Identifying structural variants in tumors
Whether using WES or gene panels, tumor genomic profiles remain severely limited when it comes to identifying structural variants, particularly those that result in gene fusions.
Gene fusions can result from structural variations, as well as aberrant RNA processing. Such events may lead to chimeric proteins that drive tumorigenic phenotypes (such as EWS/FLI1 fusions in Ewing sarcomas). Not only are these fusion events important for understanding tumor evolution, but they may provide novel therapeutic targets. Detecting fusions with targeted sequencing is far from trivial, though, as it requires a prohibitively expensive probe-tiling design (such that all possible introns and junction points are accounted for).
Therefore, including RNA sequencing data in tumor profiling can be invaluable, enabling easier detection of known and novel fusion transcripts. Multiple studies have demonstrated increased identification of actionable variants in patient cohorts when both transcriptomic and genomic data are combined during tumor profiling. And for every advance in actionable variant identification, access to personalized medicine expands.

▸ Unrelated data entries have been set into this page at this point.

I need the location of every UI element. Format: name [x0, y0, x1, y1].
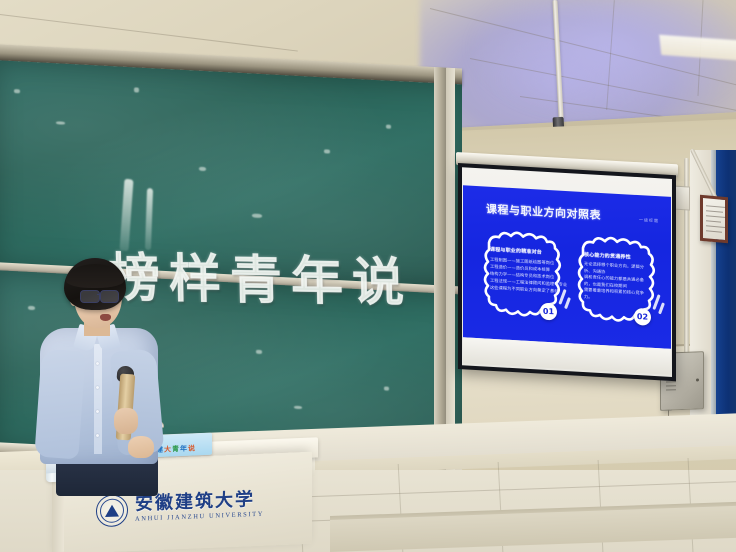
seal-triangle-icon: [105, 504, 119, 517]
cabinet-lock-icon: [696, 378, 699, 381]
speaker-left-arm: [34, 349, 85, 460]
panel-body: 工程制图——施工图纸绘图等岗位 工程造价——造价员和成本核算 结构力学——结构专…: [490, 256, 554, 295]
speaker-hand-holding-mic: [114, 408, 138, 434]
speaker-person: [18, 258, 188, 488]
glasses-right-lens-icon: [100, 290, 119, 303]
glasses-left-lens-icon: [80, 290, 100, 303]
slide-title: 课程与职业方向对照表: [486, 201, 601, 223]
glasses-bridge: [97, 294, 101, 295]
speaker-hand-right: [128, 436, 154, 458]
presentation-slide: 课程与职业方向对照表 一级标题 课程与职业的精准对台 工程制图——施工图纸绘图等…: [463, 185, 671, 349]
slide-panel-02: 核心能力的贯通养性 无论选择哪个职业方向，逻辑分析、沟通协 调和责任心的能力都是…: [575, 232, 657, 329]
panel-number: 02: [634, 308, 651, 326]
blackboard-right-post-inner: [446, 68, 455, 478]
panel-body: 无论选择哪个职业方向，逻辑分析、沟通协 调和责任心的能力都是共通必备的，也是我们…: [584, 261, 648, 304]
shirt-placket: [94, 344, 102, 454]
speaker-mouth: [100, 314, 111, 321]
slide-corner-note: 一级标题: [639, 217, 659, 224]
blue-door[interactable]: [716, 150, 736, 450]
panel-number: 01: [540, 303, 557, 321]
projector-screen: 课程与职业方向对照表 一级标题 课程与职业的精准对台 工程制图——施工图纸绘图等…: [458, 163, 676, 381]
slide-panel-01: 课程与职业的精准对台 工程制图——施工图纸绘图等岗位 工程造价——造价员和成本核…: [481, 226, 563, 323]
university-seal-icon: [96, 494, 128, 527]
lecture-hall-photo: 榜样青年说 课程与职业方向对照表 一级标题 课程与职业的精准对台 工程制图——施…: [0, 0, 736, 552]
wall-framed-notice: [700, 195, 728, 243]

Understanding how to best treat a patient requires comprehensive profiling
The evolution of tumor genomic profiling continually reminds us that personalized medicine is possible and may even be critical for many patients. But it also makes it clear that DNA sequencing has its limits. To build a future in which personalized medicine is the new standard of care, we will need to go beyond sequencing tumor DNA. We will need to construct a composite picture of human health and disease from an individual’s comprehensive profile—including whole exome, RNA, and tumor, as well as healthy tissue, sequences.